# The use of Because



## mikasa_90

I'm just thinking how is the use of ''becouse''

For example for question is '' de ce ?'' and for answer ''pentru''

But for the ''complemento di causa'' in italian, for ex:

Ho fatto questo perchè mi andava
I did it becouse I wanted
Am facut asta pentru ......

I use ever ''pentru'' or something like that?

Can you explain me the use of it?


----------



## SerinusCanaria3075

> I'm just thinking how is the use of ''becouse'' -> _bec*a*use_
> 
> For example for question is '' de ce ?'' and for answer ''pentru''


 
Per quanto ne so, nel romeno esistono queste alternative:

*Why*? _"Perché?":_
_De ce? Pentru ce?_

*Because*... _"Perché...":_
_Pentru că_, _deoarece_, _fiindcă_, _căci... _[< tutt'e tre sono congiunzioni, tranne "_Pentru că_", che è una locuzione congiuntiva]

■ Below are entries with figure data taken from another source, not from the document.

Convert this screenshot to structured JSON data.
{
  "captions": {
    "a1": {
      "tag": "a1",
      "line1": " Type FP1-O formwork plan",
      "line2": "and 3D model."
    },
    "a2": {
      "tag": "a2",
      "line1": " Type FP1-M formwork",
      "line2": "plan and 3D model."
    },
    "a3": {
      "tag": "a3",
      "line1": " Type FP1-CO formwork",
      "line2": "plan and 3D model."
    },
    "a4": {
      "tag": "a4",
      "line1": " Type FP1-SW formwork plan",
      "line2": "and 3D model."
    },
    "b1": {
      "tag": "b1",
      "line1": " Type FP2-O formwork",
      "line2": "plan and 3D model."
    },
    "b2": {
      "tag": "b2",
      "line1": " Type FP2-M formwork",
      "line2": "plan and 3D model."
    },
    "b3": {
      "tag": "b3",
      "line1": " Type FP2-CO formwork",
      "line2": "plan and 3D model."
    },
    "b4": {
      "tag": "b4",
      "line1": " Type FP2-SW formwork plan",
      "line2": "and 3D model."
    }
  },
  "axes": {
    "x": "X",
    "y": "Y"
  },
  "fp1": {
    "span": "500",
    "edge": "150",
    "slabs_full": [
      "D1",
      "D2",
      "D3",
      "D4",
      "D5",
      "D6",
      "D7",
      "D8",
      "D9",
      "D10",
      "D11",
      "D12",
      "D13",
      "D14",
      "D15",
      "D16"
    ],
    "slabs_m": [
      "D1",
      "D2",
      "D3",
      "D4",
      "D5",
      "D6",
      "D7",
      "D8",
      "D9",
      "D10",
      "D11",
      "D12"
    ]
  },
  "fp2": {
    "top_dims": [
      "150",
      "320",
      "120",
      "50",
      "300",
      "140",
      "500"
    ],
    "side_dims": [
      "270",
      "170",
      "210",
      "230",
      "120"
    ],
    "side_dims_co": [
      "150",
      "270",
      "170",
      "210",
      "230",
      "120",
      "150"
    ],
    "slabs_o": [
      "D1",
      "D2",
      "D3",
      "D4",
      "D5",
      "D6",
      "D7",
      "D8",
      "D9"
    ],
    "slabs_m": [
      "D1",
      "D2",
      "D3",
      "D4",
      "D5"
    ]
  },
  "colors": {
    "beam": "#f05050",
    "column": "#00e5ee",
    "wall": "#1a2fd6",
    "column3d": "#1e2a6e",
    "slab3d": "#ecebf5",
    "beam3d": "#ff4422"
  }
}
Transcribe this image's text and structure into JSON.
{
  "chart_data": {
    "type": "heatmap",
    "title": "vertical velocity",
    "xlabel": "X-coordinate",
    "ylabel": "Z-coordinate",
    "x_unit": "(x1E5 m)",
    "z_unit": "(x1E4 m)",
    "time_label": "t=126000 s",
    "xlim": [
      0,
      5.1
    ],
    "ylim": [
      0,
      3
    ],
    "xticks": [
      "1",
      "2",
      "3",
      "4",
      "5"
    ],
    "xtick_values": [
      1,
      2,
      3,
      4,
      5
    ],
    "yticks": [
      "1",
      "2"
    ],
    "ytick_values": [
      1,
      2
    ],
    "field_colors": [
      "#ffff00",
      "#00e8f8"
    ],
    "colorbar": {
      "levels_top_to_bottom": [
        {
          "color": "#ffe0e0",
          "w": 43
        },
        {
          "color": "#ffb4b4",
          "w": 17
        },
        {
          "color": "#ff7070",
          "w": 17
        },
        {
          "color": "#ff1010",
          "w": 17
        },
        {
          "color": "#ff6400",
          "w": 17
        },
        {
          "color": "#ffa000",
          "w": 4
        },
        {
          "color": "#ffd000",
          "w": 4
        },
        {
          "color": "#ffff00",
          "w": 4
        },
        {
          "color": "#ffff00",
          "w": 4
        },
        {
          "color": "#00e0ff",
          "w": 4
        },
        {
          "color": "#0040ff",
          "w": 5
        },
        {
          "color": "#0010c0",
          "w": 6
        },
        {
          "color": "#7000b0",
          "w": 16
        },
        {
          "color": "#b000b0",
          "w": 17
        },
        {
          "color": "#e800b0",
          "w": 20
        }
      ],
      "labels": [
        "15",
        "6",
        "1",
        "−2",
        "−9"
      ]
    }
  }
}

> Ho fatto questo perch*é* mi andava
> I did it bec*a*use I wanted
> Am facut asta pentru ......


Tentativa mea:
_Am făcut aceasta/asta pentru că l-am dorit_.


----------



## marian1954

Be attentive at your English! you have the tendency to make repeatedly mistakes. For example you said somwhere "can you help me _for _this? _(correct is=can you help me with this?);
_Or in other part:_I went with mum to do shopping in the shop_ You simply must say _I went with my mum in town (city) for shopping_. _To do shopping _means _fare acquisto. I did some shopping today, I don't like so much shopping, etc
_As for Romanian, _because _means _fiindca, pentru ca._
to ask a question you use  _de ce, pentru ce...
_Nota bene:_ because _is not used as a question in English; rather _why._

I'm just thinking how is the use of ''becouse''

For example for question is '' de ce ?'' and for answer ''pentru''

But for the ''complemento di causa'' in italian, for ex:

Ho fatto questo perchè mi andava
I did it becouse _(because) _I wanted
Am facut asta pentru ...... _Am facut asta pentru ca am vrut sau am facut asta pentru ca asa am vrut__..._

I use ever ''pentru'' or something like that?

Can you explain me the use of it?


----------



## viuchi

Hi there. Indeed, *why* is *de ce?* (*pentru ce?* seems not so common and more archaic to me) and *because* is *pentru că/ fiindcă *(*deoarece* and *întrucât *are formal or administrative language).
As for _I did this because I wanted._, it would be _Am făcut asta pentru că am vrut. _(or _pentru că am vrut-o_(not _l-am vrut_), but it sounds pretty recherché).


----------